В близком окружении Блока интерес к Данте имел давнюю историю. Одна из бабушек поэта, Елизавета Григорьевна Бекетова, владела итальянским языком; кроме того, среди Бекетовых и родственно связанных с ними Соловьёвых, Коваленских, Якушкиных, Карелиных было немало профессиональных литераторов, прекрасно знавших мировую литературу и считавших преемственность культурных запросов неотъемлемой частью семейных традиций. «Новую жизнь» Данте переводили Вл. С. Соловьёв, его племянник, двоюродный брат Блока С. С. Соловьёв, сам Блок отдавался чтению Данте с увлечением и сосредоточенностью. Его пометы можно найти не только на страницах первой части «Комедии». Ими буквально испещрена работа Т. Карлейля «Жизнь и произведения Данте» (она помещена в качестве приложения в том издании поэмы, которое находилось в библиотеке Александра Блока).

Знакомство с пометами почти постоянно вызывает различные ассоциации с текстом статей, стихов поэта и воспоминаниями о нем его современников. Эти ассоциации не случайны, потому что, как правило, Блок отмечал у Карлейля то, что соотносилось с его собственными представлениями о Данте, что отвечало духу его творческих и человеческих устремлений. Например, в своей «лучшей статье» «О современном состоянии русского символизма» поэт писал: «Искусство есть Ад. Недаром В. Брюсов завещал художнику: „Как Данте, подземное пламя должно тебе щеки обжечь“. По бесчисленным кругам Ада может пройти, не погибнув, только тот, у кого есть спутник, учитель и руководительная мечта о Той, которая поведет туда, куда не смеет войти и учитель». Эти важнейшие размышления Блока вспоминаются при разборе его пометы на полях первого тома «Божественной комедии». Прочтя у Карлейля: «Великая душа Данте, не находившая себе пристанища на земле, уходила все более и более в этот страшный другой мир», – поэт отчеркнул последних четыре слова и против них написал: «Подземное пламя». Кстати, по этой помете можно ориентировочно судить о времени маргиналий Блока: вероятно, они сделаны не ранее 1908 г., ибо процитированные стихи Брюсова были напечатаны впервые в январском номере «Весов» именно за этот год.
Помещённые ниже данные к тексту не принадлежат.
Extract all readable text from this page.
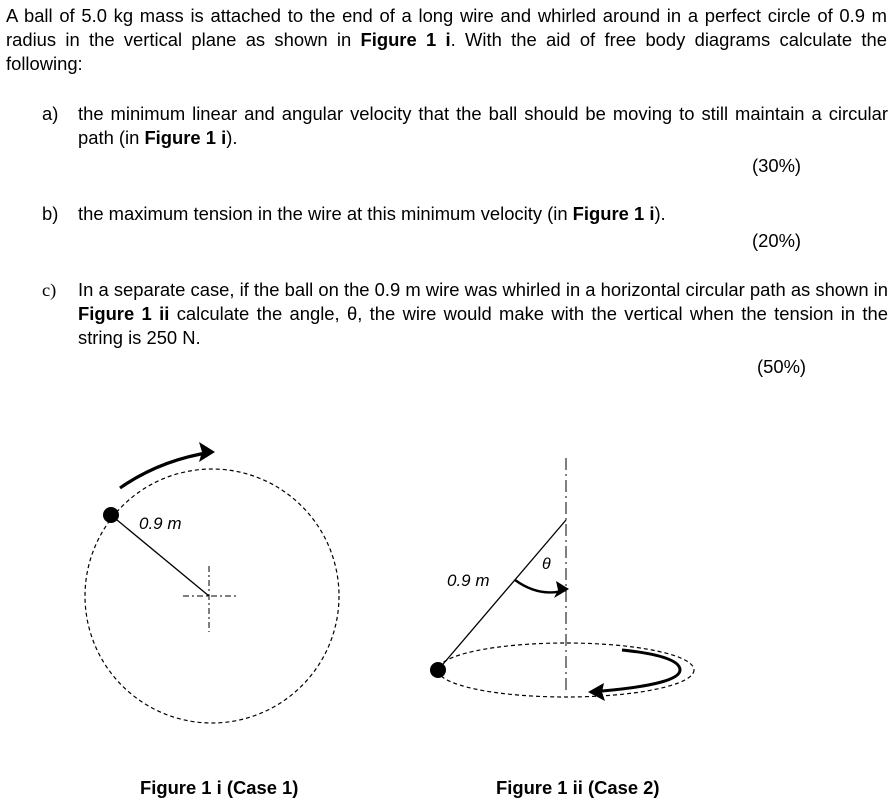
A ball of 5.0 kg mass is attached to the end of a long wire and whirled around in a perfect circle of 0.9 m radius in the vertical plane as shown in Figure 1 i. With the aid of free body diagrams calculate the following:

a) the minimum linear and angular velocity that the ball should be moving to still maintain a circular path (in Figure 1 i).
(30%)
b) the maximum tension in the wire at this minimum velocity (in Figure 1 i).
(20%)
c) In a separate case, if the ball on the 0.9 m wire was whirled in a horizontal circular path as shown in Figure 1 ii calculate the angle, θ, the wire would make with the vertical when the tension in the string is 250 N.
(50%)
0.9 m
θ
0.9 m
Figure 1 i (Case 1)	Figure 1 ii (Case 2)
Сопоставление слов Карлейля, блоковской пометы и текста статьи поэта позволяет найти ключ к одному из смыслов утверждений Блока: «…лучше человеку не слыхать о Данте, Эсхиле, Шекспире, Пушкине, чем разменивать их на мелкие монеты» (V, 474). Этот смысл связан с той «руководительной мечтой», которая была основанием для блоковской типологии столь разных художников. Типологии, захватывавшей и блоковское творчество, открывавшее своему читателю миры, никогда «вполне не воплощавшиеся» (V, 475). Но они были для Блока такой же реальностью, как для Данте ад, рай и чистилище. «Данте, – отмечал Карлейль, – также мало сомневался в существовании болота Malebolge, в том, что оно лежит именно там со своими мрачными кругами, с своими alti guai и что он сам мог бы все это видеть, – как мы в том, что увидели бы Константинополь, если бы отправились туда». Блок подчеркнул эти строки вплоть до «alti guai», что, конечно, не означало, будто он и сам верил в существование описанных в «Комедии» царств, но без веры, подобно дантовской, поэт не мыслил подлинного искусства. В письме к А. Н. Чеботаревской, сокрушавшейся, что горьковская «Летопись» ополчается против «мечты», против того, что дорого, Блок недвусмысленно противопоставил веру художника мечте, не прошедшей «сквозь страду жизни» (V, 576). «Я думаю, – писал он, – что Вы меня совсем не знаете; я ведь никогда не любил „мечты“, а в лучшие свои времена, когда мне удается более или менее сказать свое, настоящее, – я даже ненавижу „мечту“, предпочитаю ей самую серую действительность» (VIII, 451).

Вникая в статью Карлейля, Блок неизменно обращал внимание на те характеристики Данте, в которых тот представал как «насквозь человек». Так Андрей Белый аттестовал самого Блока. В дневнике 1921 г. он отказывался назвать его «гражданским» поэтом, замечая одновременно, что воздух стихов Блока – «воздух России двух последних десятилетий». Этой записи созвучны строки одного из писем Блока. В декабре 1907 г. он объяснял матери: «Моя тоска не имеет характера беспредметности – я слишком много вижу ясно и трезво и слишком со многим связан в жизни» (VIII, 221). Эту неразрывную связь с жизнью он обнаруживал в Данте. «В жизни, – подчеркивал Блок замечания Карлейля, – поэт прошел обычные ступени; он участвовал, как солдат, в двух кампаниях и защищал флорентийское государство, принимал участие в посольстве и на тридцать пятом году, благодаря своим талантам и службе, достиг видного положения в городском управлении Флоренции».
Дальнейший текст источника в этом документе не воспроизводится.